Last year, 270 letters were delivered with 51 noncustodial parents posting reduced bond amounts to have their warrant recalled. Of that total, 39 continue to actively pay or have purged their obligation to the court, said White.
Under the amnesty program, for those with misdemeanors and contempt warrants, payments must be at least $50 while those for felony warrants must be at least $100. The bond amounts go through the Family Support Payment Center so money goes directly to the custodial parent, not to a bondsman or back to the noncustodial parent at the conclusion of the case, according to a prosecutor’s office release.
To participate, the noncustodial parent must also provide the prosecutor’s office with updated contact information relating to residence, employment and other contact information. This program gives noncustodial parents a break on the amount of their warrant, but doesn’t reduce the amount of outstanding child support nor does it toll any pending child support case, explained White.
“The other, more severe options – including filing charges, incarceration and a series of court appearances – remain yet available for those parents who do not want to do what’s right for their kids,” White said.

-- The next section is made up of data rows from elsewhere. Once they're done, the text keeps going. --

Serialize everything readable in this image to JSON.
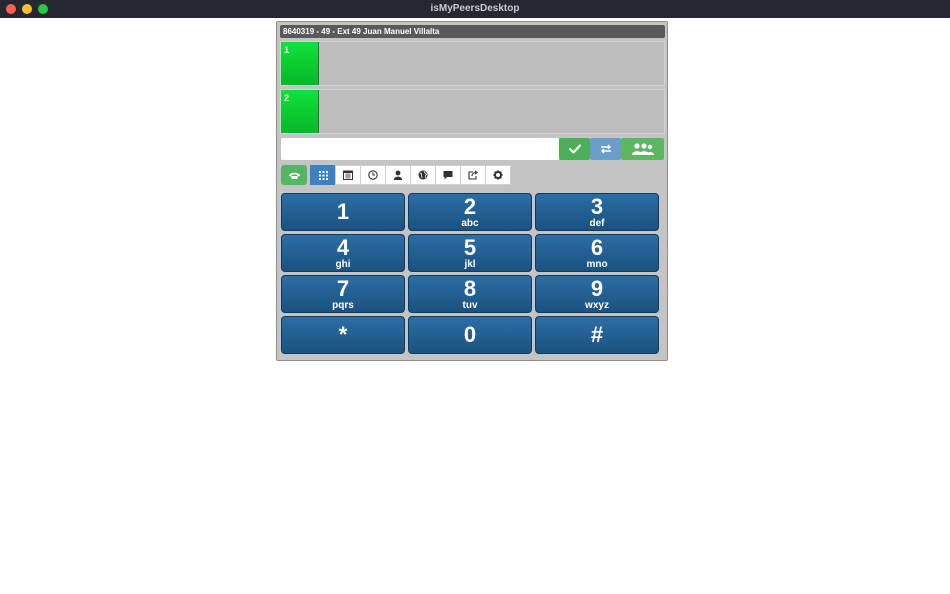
{
  "window": {
    "title": "isMyPeersDesktop"
  },
  "header": {
    "text": "8640319 - 49 - Ext 49 Juan Manuel Villalta"
  },
  "lines": [
    {
      "label": "1"
    },
    {
      "label": "2"
    }
  ],
  "dial_input": {
    "value": "",
    "placeholder": ""
  },
  "action_buttons": {
    "ok_icon": "check-icon",
    "transfer_icon": "transfer-arrows-icon",
    "conference_icon": "users-icon"
  },
  "tabs": [
    {
      "icon": "dialpad-icon",
      "active": true
    },
    {
      "icon": "calendar-icon",
      "active": false
    },
    {
      "icon": "clock-icon",
      "active": false
    },
    {
      "icon": "user-icon",
      "active": false
    },
    {
      "icon": "globe-icon",
      "active": false
    },
    {
      "icon": "chat-icon",
      "active": false
    },
    {
      "icon": "share-icon",
      "active": false
    },
    {
      "icon": "gear-icon",
      "active": false
    }
  ],
  "keypad": [
    {
      "digit": "1",
      "letters": ""
    },
    {
      "digit": "2",
      "letters": "abc"
    },
    {
      "digit": "3",
      "letters": "def"
    },
    {
      "digit": "4",
      "letters": "ghi"
    },
    {
      "digit": "5",
      "letters": "jkl"
    },
    {
      "digit": "6",
      "letters": "mno"
    },
    {
      "digit": "7",
      "letters": "pqrs"
    },
    {
      "digit": "8",
      "letters": "tuv"
    },
    {
      "digit": "9",
      "letters": "wxyz"
    },
    {
      "digit": "*",
      "letters": ""
    },
    {
      "digit": "0",
      "letters": ""
    },
    {
      "digit": "#",
      "letters": ""
    }
  ],
  "colors": {
    "line_active": "#0ac72f",
    "key_blue": "#1f5e92",
    "ok_green": "#4cae56",
    "transfer_blue": "#6a9ec9",
    "tab_active": "#3c81c2"
  }
}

White said the program is part of his office recognizing August as National Child Enforcement Awareness Month as proclaimed by President Reagan in August of 1983.
“In his proclamation, President Reagan said, ‘A parent’s obligation to a child is one which must not be abrogated,’” said White. “What we’re doing with this amnesty program is removing a one barrier to help these people continue their parental obligations. The issues surrounding child support enforcement are unique, and we work hard to find solutions that will benefit the children that need support.”
In the 2018 fiscal year, which ended June 30, the Clay County Prosecuting Attorney’s office collected more than $23.8 million in child support with a budget of $1.39 million.
“Not many investments have that type of return,” said the prosecutor.